Portuguese EDP Renováveis (EDPR), the renewable-energy subsidiary of Energias de Portugal (EDP) and one of the world’s largest and fastest-growing wind-energy companies, completed its global IPO and listing on the NYSE Euronext Lisbon market in early June.

EDPR says it was ranked fourth in the world based on net wind installed capacity at the end of 2007, after growing it 168% in the past year. EDPR aims to triple its installed capacity to more than 10.5 gigawatts by 2012. The company owns and operates wind farms in Spain, Portugal, France and the US.
“Renewables in general will be valued … even more in the future since the fuel costs are growing,” Ana Maria Fernandes, EDPR’s CEO said in a video interview. “Worries about energy security are growing. It all indicates that in time this sector tends to be more and more valued.
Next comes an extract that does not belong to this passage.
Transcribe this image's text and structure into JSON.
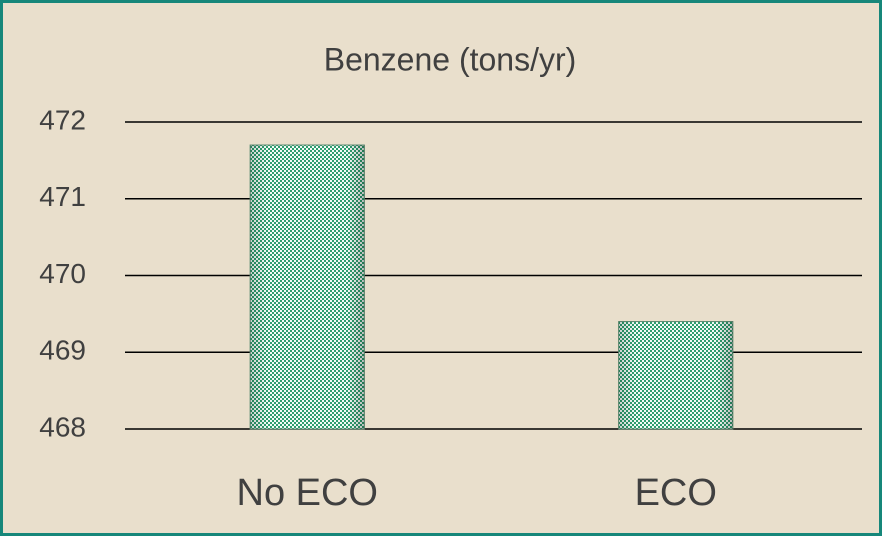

So we just have to manage the opportunities.” EDPR raised almost E1.6 billion in the share offering.
Despite the challenging environment, Portugal is still attracting inward investment. One company that has recently chosen to set up operations in Portugal is Chiltern International, a contract-research firm based in Slough, UK, which specializes in conducting clinical trials. The 26-year-old global company found Portugal an attractive growth market.
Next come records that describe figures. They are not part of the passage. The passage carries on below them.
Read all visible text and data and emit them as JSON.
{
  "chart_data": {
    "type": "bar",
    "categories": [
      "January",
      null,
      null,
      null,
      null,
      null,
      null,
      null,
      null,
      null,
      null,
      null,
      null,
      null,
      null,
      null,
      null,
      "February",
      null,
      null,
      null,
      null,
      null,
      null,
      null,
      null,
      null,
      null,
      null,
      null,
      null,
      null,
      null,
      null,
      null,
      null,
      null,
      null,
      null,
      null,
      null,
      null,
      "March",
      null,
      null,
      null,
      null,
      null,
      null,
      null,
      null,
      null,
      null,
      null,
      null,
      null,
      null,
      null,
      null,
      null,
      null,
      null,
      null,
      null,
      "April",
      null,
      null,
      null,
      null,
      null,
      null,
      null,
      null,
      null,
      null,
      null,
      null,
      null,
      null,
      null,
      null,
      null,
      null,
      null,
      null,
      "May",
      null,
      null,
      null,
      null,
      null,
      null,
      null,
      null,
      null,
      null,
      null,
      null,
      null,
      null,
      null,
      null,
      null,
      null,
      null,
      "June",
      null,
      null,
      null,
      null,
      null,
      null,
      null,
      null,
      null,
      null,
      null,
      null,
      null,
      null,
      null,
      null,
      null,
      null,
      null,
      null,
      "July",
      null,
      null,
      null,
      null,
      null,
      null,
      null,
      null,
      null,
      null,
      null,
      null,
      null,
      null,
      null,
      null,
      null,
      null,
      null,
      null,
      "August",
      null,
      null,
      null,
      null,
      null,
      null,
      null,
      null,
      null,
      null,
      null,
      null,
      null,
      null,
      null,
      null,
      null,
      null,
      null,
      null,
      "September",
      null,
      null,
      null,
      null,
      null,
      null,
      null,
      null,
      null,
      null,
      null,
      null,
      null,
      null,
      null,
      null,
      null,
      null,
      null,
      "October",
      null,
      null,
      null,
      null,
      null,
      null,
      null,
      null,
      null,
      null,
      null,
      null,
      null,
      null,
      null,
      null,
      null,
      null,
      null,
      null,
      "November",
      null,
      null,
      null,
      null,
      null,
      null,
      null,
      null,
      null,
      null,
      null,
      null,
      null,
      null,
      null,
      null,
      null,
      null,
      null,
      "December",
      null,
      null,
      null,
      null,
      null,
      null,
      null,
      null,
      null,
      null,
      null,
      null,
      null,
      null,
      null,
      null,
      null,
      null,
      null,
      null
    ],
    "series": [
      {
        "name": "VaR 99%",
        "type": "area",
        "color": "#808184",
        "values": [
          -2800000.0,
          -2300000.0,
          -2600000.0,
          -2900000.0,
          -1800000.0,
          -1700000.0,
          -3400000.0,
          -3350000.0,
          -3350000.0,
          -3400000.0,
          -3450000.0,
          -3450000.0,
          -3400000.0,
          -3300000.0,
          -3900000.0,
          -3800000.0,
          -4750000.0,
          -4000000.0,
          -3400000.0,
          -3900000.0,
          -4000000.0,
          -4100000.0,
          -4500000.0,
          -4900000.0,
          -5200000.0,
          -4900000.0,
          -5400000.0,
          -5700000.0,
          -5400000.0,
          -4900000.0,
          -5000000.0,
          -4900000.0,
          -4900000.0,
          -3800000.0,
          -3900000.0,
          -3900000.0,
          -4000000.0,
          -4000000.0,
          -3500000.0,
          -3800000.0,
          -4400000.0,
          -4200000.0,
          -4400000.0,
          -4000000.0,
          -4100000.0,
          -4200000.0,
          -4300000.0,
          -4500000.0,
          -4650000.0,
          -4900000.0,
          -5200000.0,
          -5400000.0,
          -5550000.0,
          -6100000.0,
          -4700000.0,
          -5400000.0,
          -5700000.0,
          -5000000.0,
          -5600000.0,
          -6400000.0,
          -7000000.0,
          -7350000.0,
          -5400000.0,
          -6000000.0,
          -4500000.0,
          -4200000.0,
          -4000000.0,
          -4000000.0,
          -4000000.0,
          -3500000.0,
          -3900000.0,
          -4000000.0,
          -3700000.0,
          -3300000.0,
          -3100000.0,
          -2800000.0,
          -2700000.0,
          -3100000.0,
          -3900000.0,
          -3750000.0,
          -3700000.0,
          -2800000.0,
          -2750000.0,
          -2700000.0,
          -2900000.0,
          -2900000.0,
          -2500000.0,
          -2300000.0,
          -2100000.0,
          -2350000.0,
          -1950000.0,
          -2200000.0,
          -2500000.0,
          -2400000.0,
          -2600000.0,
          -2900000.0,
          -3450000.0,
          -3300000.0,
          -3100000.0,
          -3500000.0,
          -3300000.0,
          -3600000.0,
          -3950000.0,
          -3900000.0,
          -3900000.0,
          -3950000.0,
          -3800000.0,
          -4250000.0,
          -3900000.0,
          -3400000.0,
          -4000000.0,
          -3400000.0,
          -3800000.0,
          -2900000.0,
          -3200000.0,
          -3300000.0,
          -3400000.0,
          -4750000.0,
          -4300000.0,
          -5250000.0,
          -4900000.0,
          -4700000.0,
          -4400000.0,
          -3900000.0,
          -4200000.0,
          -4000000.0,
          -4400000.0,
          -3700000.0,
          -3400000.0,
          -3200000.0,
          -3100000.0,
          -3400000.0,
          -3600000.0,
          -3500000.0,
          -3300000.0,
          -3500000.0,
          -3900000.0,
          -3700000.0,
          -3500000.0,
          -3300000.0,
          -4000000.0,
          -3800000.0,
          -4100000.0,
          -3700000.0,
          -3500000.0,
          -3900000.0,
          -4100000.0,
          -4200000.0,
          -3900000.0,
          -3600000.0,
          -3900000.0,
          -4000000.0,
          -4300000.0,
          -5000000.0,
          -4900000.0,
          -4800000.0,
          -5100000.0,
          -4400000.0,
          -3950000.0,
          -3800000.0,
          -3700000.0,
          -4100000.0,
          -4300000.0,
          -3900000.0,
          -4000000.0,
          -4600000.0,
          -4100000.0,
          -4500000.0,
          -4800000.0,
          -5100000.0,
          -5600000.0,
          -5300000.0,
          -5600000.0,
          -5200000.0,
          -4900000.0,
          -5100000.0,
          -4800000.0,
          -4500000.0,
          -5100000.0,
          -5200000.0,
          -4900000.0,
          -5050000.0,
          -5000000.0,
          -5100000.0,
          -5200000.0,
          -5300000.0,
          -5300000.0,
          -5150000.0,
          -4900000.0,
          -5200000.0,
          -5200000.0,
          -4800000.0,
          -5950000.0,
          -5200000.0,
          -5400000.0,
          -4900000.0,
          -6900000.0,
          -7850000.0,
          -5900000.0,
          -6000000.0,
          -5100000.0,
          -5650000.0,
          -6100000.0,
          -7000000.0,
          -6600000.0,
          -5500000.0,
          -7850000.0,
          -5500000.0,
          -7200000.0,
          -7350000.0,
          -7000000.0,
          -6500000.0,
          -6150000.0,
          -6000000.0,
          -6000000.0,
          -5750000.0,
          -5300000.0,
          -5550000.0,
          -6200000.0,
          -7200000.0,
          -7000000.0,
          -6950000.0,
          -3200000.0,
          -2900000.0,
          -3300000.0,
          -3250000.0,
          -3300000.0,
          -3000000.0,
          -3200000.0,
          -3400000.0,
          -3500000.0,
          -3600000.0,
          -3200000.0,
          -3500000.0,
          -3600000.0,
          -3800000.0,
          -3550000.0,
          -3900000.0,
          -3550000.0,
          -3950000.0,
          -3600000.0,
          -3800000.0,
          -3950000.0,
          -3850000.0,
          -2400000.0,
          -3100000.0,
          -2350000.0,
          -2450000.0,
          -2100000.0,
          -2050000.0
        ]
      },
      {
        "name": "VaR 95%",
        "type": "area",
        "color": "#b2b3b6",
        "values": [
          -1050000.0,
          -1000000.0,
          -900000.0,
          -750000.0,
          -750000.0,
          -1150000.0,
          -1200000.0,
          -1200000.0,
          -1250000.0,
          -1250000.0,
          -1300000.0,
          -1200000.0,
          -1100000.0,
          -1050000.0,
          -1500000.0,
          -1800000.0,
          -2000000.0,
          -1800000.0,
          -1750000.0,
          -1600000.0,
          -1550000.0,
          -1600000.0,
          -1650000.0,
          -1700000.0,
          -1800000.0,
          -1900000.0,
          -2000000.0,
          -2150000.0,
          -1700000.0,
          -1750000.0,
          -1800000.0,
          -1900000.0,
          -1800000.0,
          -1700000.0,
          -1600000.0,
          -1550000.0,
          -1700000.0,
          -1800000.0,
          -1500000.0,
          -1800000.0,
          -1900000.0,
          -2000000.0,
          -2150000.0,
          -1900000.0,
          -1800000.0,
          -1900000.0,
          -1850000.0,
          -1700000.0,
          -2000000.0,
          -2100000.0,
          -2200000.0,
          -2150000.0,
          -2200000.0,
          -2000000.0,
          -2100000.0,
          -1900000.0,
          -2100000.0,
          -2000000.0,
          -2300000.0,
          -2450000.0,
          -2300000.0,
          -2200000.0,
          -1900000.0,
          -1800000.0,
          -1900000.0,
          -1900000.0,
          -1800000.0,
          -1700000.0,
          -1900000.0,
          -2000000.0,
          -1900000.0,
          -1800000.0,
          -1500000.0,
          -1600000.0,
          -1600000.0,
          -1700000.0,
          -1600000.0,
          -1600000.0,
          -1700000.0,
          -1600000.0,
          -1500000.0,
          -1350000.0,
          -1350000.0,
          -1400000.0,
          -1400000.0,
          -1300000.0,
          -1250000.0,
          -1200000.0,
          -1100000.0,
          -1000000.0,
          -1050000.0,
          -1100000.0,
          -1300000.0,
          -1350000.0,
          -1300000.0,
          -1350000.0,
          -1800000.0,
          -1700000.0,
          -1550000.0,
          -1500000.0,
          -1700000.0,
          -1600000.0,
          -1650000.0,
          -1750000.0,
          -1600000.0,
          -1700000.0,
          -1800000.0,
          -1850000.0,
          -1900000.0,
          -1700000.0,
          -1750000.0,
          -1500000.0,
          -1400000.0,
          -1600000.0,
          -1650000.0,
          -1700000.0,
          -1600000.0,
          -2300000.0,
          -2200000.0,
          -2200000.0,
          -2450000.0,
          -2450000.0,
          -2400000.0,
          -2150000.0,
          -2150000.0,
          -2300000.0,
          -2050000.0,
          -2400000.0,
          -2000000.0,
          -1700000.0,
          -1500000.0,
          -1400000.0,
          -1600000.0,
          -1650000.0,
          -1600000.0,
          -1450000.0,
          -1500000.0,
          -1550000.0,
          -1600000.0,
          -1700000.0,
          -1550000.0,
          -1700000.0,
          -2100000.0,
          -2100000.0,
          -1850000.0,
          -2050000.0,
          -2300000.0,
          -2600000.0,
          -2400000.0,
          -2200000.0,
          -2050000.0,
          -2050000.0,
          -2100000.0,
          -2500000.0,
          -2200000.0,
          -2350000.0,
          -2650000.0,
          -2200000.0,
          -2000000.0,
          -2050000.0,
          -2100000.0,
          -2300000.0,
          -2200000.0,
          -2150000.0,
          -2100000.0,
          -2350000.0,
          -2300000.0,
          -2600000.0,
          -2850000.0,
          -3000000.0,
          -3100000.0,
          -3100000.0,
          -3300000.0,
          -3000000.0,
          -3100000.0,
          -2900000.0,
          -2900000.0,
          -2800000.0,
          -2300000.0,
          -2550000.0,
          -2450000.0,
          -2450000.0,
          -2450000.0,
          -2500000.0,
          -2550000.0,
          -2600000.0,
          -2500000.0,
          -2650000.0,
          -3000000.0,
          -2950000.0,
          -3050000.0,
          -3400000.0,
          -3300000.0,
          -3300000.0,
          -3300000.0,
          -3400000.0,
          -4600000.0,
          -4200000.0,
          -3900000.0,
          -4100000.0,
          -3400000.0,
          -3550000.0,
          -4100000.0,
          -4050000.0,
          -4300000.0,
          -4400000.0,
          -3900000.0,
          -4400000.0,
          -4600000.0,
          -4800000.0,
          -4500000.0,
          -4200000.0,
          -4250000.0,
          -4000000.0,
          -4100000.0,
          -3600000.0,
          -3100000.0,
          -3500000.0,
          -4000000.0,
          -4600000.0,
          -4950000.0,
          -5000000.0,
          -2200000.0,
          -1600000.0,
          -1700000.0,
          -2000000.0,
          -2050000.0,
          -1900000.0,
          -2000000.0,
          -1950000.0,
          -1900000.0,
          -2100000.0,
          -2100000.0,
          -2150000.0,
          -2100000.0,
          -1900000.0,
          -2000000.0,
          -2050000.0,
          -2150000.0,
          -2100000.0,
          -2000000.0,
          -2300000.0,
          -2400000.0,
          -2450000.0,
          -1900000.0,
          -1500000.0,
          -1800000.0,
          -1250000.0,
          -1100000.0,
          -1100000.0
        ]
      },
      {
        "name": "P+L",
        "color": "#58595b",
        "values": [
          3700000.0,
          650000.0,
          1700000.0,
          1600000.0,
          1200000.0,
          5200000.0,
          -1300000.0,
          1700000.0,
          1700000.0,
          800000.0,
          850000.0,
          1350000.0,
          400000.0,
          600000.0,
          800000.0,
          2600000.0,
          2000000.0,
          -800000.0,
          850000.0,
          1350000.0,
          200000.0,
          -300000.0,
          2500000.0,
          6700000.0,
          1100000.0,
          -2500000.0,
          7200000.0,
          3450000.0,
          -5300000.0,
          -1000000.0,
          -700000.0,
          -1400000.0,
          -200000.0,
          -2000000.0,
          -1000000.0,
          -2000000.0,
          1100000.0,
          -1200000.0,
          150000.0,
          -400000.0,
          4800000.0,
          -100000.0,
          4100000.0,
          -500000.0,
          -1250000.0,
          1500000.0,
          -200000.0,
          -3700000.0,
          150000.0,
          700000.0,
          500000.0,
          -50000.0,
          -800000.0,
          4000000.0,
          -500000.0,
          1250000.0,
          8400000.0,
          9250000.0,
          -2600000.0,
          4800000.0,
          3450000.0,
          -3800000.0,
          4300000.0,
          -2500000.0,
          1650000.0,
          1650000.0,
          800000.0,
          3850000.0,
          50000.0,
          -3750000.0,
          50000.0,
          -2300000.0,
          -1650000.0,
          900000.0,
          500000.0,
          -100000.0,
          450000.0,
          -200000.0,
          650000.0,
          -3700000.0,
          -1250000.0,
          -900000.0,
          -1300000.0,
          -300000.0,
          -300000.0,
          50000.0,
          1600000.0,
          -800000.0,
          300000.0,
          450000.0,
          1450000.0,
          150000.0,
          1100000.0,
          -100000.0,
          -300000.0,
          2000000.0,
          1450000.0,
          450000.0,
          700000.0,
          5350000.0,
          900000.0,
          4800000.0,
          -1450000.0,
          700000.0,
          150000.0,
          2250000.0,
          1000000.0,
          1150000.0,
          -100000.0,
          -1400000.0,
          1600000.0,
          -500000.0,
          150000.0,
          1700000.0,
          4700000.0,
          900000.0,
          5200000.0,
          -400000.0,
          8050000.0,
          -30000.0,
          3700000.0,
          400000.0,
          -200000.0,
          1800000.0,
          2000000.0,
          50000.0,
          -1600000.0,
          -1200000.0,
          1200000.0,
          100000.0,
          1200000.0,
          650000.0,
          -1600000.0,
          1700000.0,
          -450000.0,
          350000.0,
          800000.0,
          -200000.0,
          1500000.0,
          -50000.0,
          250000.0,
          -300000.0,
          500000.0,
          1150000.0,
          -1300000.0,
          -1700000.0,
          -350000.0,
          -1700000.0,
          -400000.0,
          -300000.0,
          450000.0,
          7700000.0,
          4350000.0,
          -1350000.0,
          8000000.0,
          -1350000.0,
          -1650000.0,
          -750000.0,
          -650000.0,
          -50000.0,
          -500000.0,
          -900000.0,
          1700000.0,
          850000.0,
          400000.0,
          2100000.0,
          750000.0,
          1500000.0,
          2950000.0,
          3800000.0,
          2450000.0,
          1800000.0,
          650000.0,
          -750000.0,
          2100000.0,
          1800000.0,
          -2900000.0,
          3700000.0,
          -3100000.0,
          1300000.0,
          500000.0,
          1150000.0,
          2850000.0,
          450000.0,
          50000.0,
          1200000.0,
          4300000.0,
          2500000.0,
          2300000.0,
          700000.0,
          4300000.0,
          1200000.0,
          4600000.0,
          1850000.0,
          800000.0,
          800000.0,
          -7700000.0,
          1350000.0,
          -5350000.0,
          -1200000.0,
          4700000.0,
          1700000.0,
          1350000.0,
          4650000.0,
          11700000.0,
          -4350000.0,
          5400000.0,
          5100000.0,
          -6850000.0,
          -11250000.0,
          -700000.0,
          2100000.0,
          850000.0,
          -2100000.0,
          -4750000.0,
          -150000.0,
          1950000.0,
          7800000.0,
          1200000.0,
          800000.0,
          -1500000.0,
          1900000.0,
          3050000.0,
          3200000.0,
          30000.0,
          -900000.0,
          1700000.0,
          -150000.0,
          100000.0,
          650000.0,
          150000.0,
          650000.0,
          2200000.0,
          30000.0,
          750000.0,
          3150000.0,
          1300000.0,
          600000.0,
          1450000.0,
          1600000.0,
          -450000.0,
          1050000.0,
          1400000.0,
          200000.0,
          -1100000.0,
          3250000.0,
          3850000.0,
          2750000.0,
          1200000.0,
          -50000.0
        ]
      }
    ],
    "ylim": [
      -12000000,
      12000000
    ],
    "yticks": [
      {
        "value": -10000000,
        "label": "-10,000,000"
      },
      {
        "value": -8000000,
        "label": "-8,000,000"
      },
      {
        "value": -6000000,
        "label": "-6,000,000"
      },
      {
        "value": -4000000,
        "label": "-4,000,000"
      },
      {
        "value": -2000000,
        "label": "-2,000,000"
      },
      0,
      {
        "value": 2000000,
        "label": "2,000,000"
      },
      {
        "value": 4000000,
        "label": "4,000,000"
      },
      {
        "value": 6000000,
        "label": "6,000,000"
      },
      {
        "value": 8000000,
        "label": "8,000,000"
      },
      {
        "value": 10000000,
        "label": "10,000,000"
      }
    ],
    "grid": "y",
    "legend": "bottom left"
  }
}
“Chiltern has been conducting international clinical trials that involve Portugal for many years now. We have seen a steady rise in the amount of business we have been winning in the region, and our forecasts predict further growth,” says Richard Baptista, Chiltern’s director of budgeting and proposals. “Therefore, we felt that the time was right to open the Lisbon office.”
Chiltern employs more than 1,200 people with over 20 offices across Europe, the US and in India. The Lisbon office initially employs seven, “but we are growing all of the time,” says Baptista. Portugal’s government has to be hoping its country’s economy will follow suit.